Just as surely, in my view, we daily run the risk of succumbing to a detached hypocrisy. For the questions we must face concern not only the idea of the integrity of creation, they also ask how we -- you and I -- should live if we are to express our allegiance to this idea in our day-to-day life. That ancient question has no simple answer. There is much good that we would do, that we do not. And there is much evil that we would not do, that we find ourselves doing. The challenge to lead a good, respectful, loving life just in our dealings within the human family is onerous and demanding. How much more onerous and demanding must it be, therefore, if we widen the circle of the moral community to include the whole of creation?

How might we begin to meet this enlarged challenge? Doubtless there are many possible places to begin, some of which will be more accessible to some than to others. For my part, however, I cannot help believing that an appropriate place to begin is with the food on our plates. For here we are faced with a direct personal choice, over which we exercise absolute sovereign authority. Such power is not always within our grasp. How little influence we really have, you and I, on the practices of the World Bank, the agrarian land-reform movement, the call to reduce armed conflicts, the cessation of famine and the evil of abject poverty! These large-scale evils stand beyond the reach of our small wills.

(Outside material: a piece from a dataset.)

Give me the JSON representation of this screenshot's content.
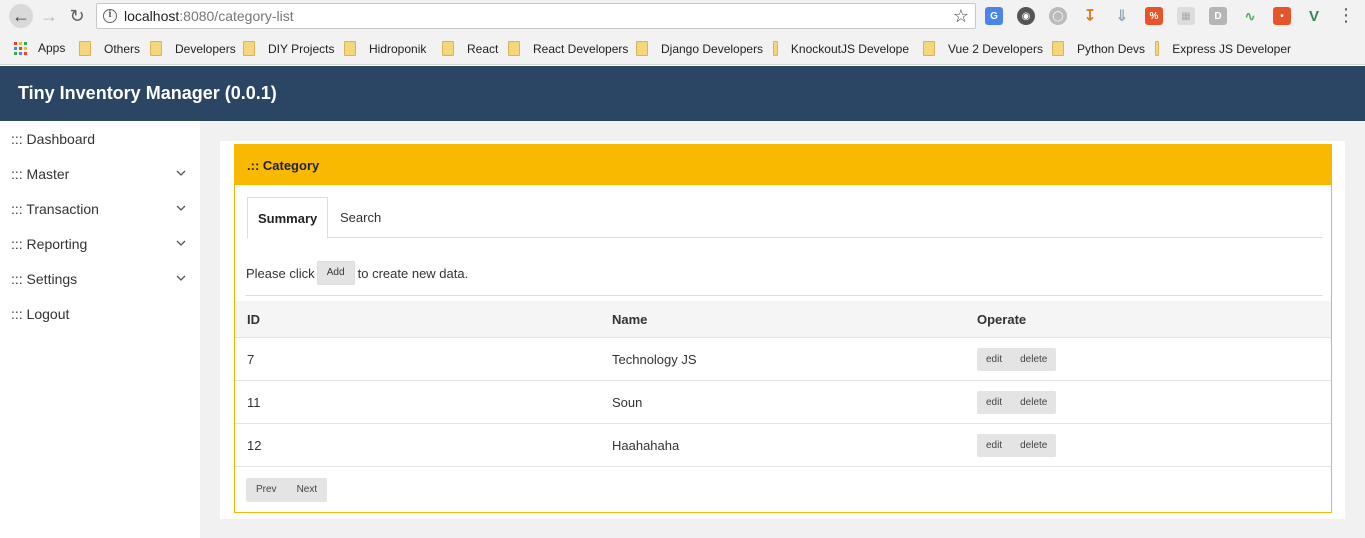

But not the food on our plates. Here we are at liberty to exercise absolute control. And here, then, we ought to be asking ourselves, Which of those choices I can make, are most in accord with the idea of the integrity of creation?

When we consider the biographical and, I dare say, the spiritual kinship we share with those billions of animals raised and slaughtered for food; when, further, we inform ourselves of the truly wretched conditions in which most of these animals are raised, not to mention the deplorable methods by which they are transported and the gruesome, blood-soaked reality of the slaughterhouse; and when, finally, we take honest stock of our privileged position in the world, a position that will not afford us the excuse from moral blame shared by the desperately poor who, as we say, really have no choice -- when we consider all these factors, then the case for abstaining from animal flesh has the overwhelming weight of both impartial reason and a spiritually-infused compassion on its side.

True, to make this change will involve some sacrifices -- in taste perhaps, in convenience certainly. And yet the whole fabric of Christian agape is woven from the threads of sacrificial acts. To abstain, on principle, from eating animals, therefore, although it is not the end-all, can be the begin-all of our conscientious effort to journey back (or forward) to Eden, can be one way (among others) to reestablish or create that relationship to the earth that, if Genesis 1 is to be trusted, was part of God’s original hopes for and plans in creation. It is the integrity of this creation we seek to understand and aspire to honor. In the choice of our food, I believe, we see, not in a glass darkly, but face to face, a small but not unimportant part of both the challenge and the promise of Christianity and animal rights.